Rallar medio limón y reservar. Mezclar la harina con los polvos de hornear y reservar.
En el bol con las tres yemas de huevo ir batiendo y añadiendo, el edulcorante, el aceite, la leche, la esencia de vainilla.
Añadir la ralladura de limón y seguir batiendo. Reservar
Añadir al bol de las yemas, la harina tamizada en varias veces y la canela en polvo, mientras ir mezclando.
Primero con una espátula y después con el batidor para que quede aireada la masa. Reservar.

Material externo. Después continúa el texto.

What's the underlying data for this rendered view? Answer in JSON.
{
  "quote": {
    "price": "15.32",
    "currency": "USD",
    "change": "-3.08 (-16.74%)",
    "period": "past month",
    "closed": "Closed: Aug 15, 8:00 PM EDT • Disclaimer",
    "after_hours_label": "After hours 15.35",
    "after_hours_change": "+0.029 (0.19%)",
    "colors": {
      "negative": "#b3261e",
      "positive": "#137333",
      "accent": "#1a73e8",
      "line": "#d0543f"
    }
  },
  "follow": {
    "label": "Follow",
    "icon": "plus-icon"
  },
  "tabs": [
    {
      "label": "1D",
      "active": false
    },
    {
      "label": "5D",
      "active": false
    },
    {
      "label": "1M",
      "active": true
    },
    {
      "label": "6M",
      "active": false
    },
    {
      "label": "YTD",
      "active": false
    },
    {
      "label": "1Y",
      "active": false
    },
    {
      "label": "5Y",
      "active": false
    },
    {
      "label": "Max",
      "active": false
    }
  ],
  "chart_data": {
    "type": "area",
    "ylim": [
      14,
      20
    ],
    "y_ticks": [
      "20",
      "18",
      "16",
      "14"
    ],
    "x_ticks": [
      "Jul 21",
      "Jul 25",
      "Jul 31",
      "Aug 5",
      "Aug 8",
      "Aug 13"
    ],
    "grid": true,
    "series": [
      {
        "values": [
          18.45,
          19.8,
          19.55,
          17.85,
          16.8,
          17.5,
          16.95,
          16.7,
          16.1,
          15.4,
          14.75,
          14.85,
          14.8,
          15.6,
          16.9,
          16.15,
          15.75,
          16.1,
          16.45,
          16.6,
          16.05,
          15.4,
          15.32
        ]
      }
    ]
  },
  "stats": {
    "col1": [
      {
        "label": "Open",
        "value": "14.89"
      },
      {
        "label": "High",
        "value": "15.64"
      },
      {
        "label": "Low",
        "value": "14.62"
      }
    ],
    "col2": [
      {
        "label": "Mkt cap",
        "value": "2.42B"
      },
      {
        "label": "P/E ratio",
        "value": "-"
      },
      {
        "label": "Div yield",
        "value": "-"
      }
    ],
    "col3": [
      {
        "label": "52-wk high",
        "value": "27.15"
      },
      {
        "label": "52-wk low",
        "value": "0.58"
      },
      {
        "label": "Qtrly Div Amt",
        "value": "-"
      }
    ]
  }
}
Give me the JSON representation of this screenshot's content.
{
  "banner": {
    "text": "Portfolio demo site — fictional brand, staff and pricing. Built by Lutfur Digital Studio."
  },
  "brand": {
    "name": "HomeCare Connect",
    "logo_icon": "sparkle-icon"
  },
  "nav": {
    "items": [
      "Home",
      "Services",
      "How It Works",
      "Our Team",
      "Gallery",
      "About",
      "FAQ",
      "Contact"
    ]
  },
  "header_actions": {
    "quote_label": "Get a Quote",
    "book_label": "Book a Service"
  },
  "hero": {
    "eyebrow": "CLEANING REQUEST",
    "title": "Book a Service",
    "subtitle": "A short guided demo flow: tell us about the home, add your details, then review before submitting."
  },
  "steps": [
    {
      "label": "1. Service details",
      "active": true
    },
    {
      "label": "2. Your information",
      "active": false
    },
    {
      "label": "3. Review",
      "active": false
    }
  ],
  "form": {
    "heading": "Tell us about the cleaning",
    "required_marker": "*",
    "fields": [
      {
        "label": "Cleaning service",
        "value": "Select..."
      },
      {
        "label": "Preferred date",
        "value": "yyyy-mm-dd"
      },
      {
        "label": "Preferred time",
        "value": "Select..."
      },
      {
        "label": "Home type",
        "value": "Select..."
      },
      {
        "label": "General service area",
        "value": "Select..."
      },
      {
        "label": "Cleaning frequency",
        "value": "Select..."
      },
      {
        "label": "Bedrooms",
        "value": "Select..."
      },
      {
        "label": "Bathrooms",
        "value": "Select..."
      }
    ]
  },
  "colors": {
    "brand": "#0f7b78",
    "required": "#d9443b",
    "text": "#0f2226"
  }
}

En el bol de las claras, añadir una pizca de sal y montarlas a punto de nieve, con la sal es más fácil montarlas.
Ahora poco a poco iremos añadiendo las claras montadas a la masa, manualmente y con movimientos envolventes de abajo a arriba para que no se baje la masa y pierda aire, poco a poco hasta que tenga una textura muy suave y esté bien integrada.
Hemos preparado una bandeja de horno con moldes de silicona y papel de magdalenas, ahora rellenaremos los moldes pero no hasta arriba pues la masa subirá, pero tengamos en cuenta que al ser integrales subirá menos la masa, aunque saldrán esponjosas por el aire conseguido con su elaboración.
Podéis poner lo que se os ocurra, en esta ocasión les he puesto por encima almendra laminada y cuadraditos de almendra.
Hornear, hay que vigilar pues depende del horno, las mías han tardado 13 minutos a 190 grados calor arriba y abajo, si tenéis dudas pinchar una magdalena y si sale limpio el pincho, ya están cocidas.